If it is possible to enable the whole cycle in E. coli the cells should be able to grow with electricity as energy source and carbon dioxide as sole carbon source. As a backup we think of feeding a pentose sugar (xylose) to support the Calvin cycle in case the efficiency of the newly created electroautotrophic metabolism is not high enough.



References
  • Raines, C. A. „The Calvin Cycle Revisited“. Photosynthesis Research 75, Nr. 1 (2003): 1–10. doi:10.1023/A:1022421515027.
  • Stolzenberger, Jessica, Steffen N. Lindner, Marcus Persicke, Trygve Brautaset, und Volker F. Wendisch. „Characterization of Fructose 1,6-Bisphosphatase and Sedoheptulose 1,7-Bisphosphatase from the Facultative Ribulose Monophosphate Cycle Methylotroph Bacillus Methanolicus“. Journal of Bacteriology 195, Nr. 22 (November 2013): 5112–22. doi:10.1128/JB.00672-13.
  • Peterson, Michelle E., Roy M. Daniel, Michael J. Danson, und Robert Eisenthal. „The dependence of enzyme activity on temperature: determination and validation of parameters“. Biochemical Journal 402, Nr. Pt 2 (1. März 2007): 331–37. doi:10.1042/BJ20061143.

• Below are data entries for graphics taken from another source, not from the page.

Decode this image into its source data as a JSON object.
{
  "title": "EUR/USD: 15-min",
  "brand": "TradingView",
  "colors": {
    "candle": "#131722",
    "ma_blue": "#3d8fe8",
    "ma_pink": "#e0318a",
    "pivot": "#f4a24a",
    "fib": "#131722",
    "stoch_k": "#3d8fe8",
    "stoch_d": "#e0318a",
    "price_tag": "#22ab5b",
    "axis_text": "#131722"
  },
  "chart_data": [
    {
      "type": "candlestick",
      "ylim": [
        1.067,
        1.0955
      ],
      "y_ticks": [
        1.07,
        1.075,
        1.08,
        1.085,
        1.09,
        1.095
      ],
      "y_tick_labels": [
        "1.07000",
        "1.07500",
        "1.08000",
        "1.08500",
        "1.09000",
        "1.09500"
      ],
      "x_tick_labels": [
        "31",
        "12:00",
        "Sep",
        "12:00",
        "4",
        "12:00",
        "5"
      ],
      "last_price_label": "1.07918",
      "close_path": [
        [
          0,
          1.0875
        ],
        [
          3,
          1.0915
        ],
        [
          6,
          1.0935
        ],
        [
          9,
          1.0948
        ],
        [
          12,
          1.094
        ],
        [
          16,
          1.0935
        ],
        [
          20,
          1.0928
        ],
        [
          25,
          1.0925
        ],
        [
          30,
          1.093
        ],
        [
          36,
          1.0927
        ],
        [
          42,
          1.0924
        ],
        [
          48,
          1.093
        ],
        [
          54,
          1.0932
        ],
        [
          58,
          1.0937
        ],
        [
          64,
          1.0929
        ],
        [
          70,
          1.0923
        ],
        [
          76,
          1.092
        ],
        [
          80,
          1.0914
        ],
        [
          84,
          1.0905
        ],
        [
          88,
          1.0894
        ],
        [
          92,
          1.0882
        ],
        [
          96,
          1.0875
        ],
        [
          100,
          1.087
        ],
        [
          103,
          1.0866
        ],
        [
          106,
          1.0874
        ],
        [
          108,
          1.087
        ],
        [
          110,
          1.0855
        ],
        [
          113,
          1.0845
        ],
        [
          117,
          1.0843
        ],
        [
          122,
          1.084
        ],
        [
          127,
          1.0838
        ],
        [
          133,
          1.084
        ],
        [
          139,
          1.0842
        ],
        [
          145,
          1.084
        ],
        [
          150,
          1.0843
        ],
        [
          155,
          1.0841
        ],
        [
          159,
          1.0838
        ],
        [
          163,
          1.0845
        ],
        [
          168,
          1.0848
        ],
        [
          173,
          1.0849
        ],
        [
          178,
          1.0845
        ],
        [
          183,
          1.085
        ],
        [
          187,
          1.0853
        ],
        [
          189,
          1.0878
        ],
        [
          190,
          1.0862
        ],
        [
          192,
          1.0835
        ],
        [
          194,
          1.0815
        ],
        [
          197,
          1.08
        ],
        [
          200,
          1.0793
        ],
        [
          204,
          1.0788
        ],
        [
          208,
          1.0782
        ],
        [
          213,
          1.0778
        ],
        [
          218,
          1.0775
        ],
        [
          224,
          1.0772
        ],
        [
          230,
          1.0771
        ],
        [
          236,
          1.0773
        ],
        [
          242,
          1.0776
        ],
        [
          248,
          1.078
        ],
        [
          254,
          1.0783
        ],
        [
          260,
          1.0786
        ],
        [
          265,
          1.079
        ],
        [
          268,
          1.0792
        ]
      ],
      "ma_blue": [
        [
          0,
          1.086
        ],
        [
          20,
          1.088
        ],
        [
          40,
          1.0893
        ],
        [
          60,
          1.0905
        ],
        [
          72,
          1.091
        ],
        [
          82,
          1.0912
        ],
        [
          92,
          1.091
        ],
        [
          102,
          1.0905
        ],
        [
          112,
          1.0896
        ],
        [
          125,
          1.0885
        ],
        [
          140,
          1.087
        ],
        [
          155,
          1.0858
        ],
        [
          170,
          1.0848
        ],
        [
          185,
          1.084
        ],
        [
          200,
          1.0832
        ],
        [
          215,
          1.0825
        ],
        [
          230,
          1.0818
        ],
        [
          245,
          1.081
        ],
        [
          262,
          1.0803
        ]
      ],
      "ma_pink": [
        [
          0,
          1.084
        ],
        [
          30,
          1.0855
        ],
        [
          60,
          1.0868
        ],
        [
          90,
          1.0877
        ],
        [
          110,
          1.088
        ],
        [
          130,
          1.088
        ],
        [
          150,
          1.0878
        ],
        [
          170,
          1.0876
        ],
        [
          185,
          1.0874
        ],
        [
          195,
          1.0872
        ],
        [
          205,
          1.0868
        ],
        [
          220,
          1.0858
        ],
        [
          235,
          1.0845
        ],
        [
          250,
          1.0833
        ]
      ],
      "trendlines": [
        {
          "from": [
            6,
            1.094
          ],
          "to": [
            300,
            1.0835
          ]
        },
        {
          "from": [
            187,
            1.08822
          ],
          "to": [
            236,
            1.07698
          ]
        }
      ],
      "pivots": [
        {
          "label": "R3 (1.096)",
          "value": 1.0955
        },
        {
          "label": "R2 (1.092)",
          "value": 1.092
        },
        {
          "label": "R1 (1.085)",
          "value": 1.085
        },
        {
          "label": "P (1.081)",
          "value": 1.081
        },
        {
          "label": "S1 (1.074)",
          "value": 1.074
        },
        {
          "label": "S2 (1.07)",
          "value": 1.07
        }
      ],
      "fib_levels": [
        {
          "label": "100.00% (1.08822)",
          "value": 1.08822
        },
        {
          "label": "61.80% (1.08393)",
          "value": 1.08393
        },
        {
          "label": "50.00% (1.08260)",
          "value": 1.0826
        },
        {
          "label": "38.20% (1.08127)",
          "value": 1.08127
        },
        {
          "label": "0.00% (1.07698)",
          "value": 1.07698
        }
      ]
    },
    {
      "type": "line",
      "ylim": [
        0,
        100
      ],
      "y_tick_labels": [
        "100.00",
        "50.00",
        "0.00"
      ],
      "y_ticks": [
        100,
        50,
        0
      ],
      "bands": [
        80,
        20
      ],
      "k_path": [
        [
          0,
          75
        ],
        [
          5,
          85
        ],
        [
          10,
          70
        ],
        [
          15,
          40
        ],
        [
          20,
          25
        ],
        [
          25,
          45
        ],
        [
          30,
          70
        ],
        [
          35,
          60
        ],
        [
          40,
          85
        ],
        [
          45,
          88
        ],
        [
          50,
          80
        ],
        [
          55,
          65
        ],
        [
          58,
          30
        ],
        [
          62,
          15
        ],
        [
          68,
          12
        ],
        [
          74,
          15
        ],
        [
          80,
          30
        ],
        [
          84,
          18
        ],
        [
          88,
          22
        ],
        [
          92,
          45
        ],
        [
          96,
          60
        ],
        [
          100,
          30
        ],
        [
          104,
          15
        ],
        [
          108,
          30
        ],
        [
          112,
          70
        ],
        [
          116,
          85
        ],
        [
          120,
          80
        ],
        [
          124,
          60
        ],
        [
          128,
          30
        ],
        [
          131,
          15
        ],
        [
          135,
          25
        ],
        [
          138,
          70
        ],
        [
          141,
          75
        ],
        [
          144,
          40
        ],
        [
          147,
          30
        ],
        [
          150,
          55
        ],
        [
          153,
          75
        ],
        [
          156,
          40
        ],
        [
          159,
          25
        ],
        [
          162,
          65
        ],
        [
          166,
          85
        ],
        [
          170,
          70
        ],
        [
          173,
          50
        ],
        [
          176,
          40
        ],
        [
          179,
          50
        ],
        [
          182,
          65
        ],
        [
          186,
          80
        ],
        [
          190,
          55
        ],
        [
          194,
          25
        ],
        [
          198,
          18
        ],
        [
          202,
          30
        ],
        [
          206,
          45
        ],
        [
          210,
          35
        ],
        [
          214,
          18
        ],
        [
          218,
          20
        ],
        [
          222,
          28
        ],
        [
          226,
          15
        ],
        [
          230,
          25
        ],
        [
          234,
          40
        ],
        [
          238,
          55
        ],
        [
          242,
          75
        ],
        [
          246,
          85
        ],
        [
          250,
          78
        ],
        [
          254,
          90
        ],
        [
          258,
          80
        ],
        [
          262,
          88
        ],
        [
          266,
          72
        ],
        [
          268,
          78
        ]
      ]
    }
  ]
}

  • Bonacci, Walter, Poh K. Teng, Bruno Afonso, Henrike Niederholtmeyer, Patricia Grob, Pamela A. Silver, und David F. Savage. „Modularity of a Carbon-Fixing Protein Organelle“. Proceedings of the National Academy of Sciences 109, Nr. 2 (1. Oktober 2012): 478–83. doi:10.1073/pnas.1108557109.
  • Long, Benedict M., Murray R. Badger, Spencer M. Whitney, und G. Dean Price. „Analysis of Carboxysomes from Synechococcus PCC7942 Reveals Multiple Rubisco Complexes with Carboxysomal Proteins CcmM and CcaA“. Journal of Biological Chemistry 282, Nr. 40 (10. Mai 2007): 29323–35. doi:10.1074/jbc.M703896200.
  • Reinhold et al., 1990. A model for inorganic carbon fluxes and photosynthesis in cyanobacterial carboxysomes. Canadian Journal of Botany, vol. 69, pp. 984-988
  • Dou, Zhicheng, Sabine Heinhorst, Eric B. Williams, C. Daniel Murin, Jessup M. Shively, und Gordon C. Cannon. „CO2 Fixation Kinetics of Halothiobacillus Neapolitanus Mutant Carboxysomes Lacking Carbonic Anhydrase Suggest the Shell Acts as a Diffusional Barrier for CO2“. The Journal of Biological Chemistry 283, Nr. 16 (18. April 2008): 10377–84. doi:10.1074/jbc.M709285200.
  • Mangan, Niall M, und Michael P Brenner. „Systems analysis of the CO2 concentrating mechanism in cyanobacteria“. eLife 3 (29. April 2014). doi:10.7554/eLife.02043.